In fact, the opening visuals and title cards recount the biblical creation story, introducing a brief series of motifs (the apple, the serpent) that reappear throughout the film. To be honest, that opening feels rather clunky and unnecessary, especially given that Aronofsky goes over the same territory later on, and much more effectively. The film's best sequence is the creation/evolution montage midway through, in which we see life and the earth unfold from the ground in an extended sequence of jumpy time-lapse photography. Shot with an evolving series of animals in the lower foreground, and as if the camera is mounted to each one's back, the sequence shows civilization opening up before us. Cinematographer Matthew Libatique (Aronofsky's frequent collaborator) vividly shows us the beauty of the creation of life on earth in its various forms, culminating in an expressionistic take on the Garden of Eden story.

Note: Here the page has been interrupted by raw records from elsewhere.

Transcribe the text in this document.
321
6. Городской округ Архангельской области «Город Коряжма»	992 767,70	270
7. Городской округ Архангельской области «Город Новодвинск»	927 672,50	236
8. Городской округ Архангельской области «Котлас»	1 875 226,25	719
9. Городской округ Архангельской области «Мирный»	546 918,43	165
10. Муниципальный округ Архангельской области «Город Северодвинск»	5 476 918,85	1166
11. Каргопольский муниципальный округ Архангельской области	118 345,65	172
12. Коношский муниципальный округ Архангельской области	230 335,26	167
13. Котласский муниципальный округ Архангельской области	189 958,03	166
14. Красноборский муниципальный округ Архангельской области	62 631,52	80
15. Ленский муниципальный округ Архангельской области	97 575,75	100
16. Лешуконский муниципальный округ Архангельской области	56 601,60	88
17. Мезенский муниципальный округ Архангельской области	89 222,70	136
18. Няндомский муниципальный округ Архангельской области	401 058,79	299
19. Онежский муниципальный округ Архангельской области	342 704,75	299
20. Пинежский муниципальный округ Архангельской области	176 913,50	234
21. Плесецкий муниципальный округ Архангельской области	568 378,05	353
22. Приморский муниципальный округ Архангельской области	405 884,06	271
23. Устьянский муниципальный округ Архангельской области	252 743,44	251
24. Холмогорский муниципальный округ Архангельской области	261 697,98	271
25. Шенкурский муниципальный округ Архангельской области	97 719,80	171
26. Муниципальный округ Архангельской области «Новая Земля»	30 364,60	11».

That sequence gets a somber companion not long afterward, as Noah finds himself immersed in horror when he goes out one night in search of wives for his sons. As he looks around he finds only evil; once again the camera zooms out to reveal him surrounded, this time by a fiery, lawless hell on earth that firmly convinces Noah of the necessity of the flood.

The grandness of Aronofsky's epic scale is something he struggles to reign in. On one hand, there's a brilliant ingenuity to his interpretation of the text - notably the depiction of the Watchers, fallen angels cursed to remain on earth and covered in the soil and rock of the planet's surface (OK fine, they're Giant Glowing Rock Monsters, and they're awesome); on the other, various subplots and the apparent necessity for big action setpieces often clash with the rest of the movie, making the whole of Noah a distinctly unfocused effort. A recurring storyline involving Noah's middle son Ham (Logan Lerman) struggling to learn how to become a man is never given the time it needs to really work, and particular elements of a hugely important subplot involving his adopted daughter Ila (Emma Watson) is short-changed as well.

And as effective as some of the CGI is - i.e. the spectacular flood sequence, the Harryhausen-esque movement and design of the Watchers, Logan Lerman's adorable facial hair - the animals are kind of an eyesore. The film's big shot of them all arriving at the ark is an ugly clash of colors and visual textures.

But in the midst of some of the film's messiness, there are plenty of inspired choices as well. For instance, in depicting a parable through a visual medium that demands a certain degree of logical scrutiny, Aronofsky mitigates the literal impossibilities of the story (like the entirety of the world's food chain co-existing on the same boat), with simple but clever solutions like, to continue that example, a potion that puts the animals to sleep for the duration of the flood.

Beyond that, there's the thoughtful depiction of Tubal-cain - killer, earth-dominator, self-proclaimed king and Noah's primary antagonist - which is rather beautiful, in large part due to the casting of Ray Winstone. As vicious and violent as the character is, we also see Tubal-cain as not just defiant in the face of Noah's proclamations, but emotionally wounded by the thought of being abandoned by the Creator. With the possible exception of Nick Nolte, I'm not sure there's an actor better than Winstone at leveraging a gruff physical exterior against a fragile and soulful emotional center.

That this is my least-favorite Aronofsky film to date is less an indictment on the film and more a credit to him as a filmmaker. (Yes, I loved The Fountain.) Noah remains an impressively idiosyncratic work that's almost always interesting but is also a victim of its own ambition and a frustratingly uneven sense of focus. Still, it's rare to see a film - particularly a studio tentpole - so committed to challenging its audience, its characters and itself, especially on such weighty philosophical subject matter as this. This is a film few could have envisioned or expected.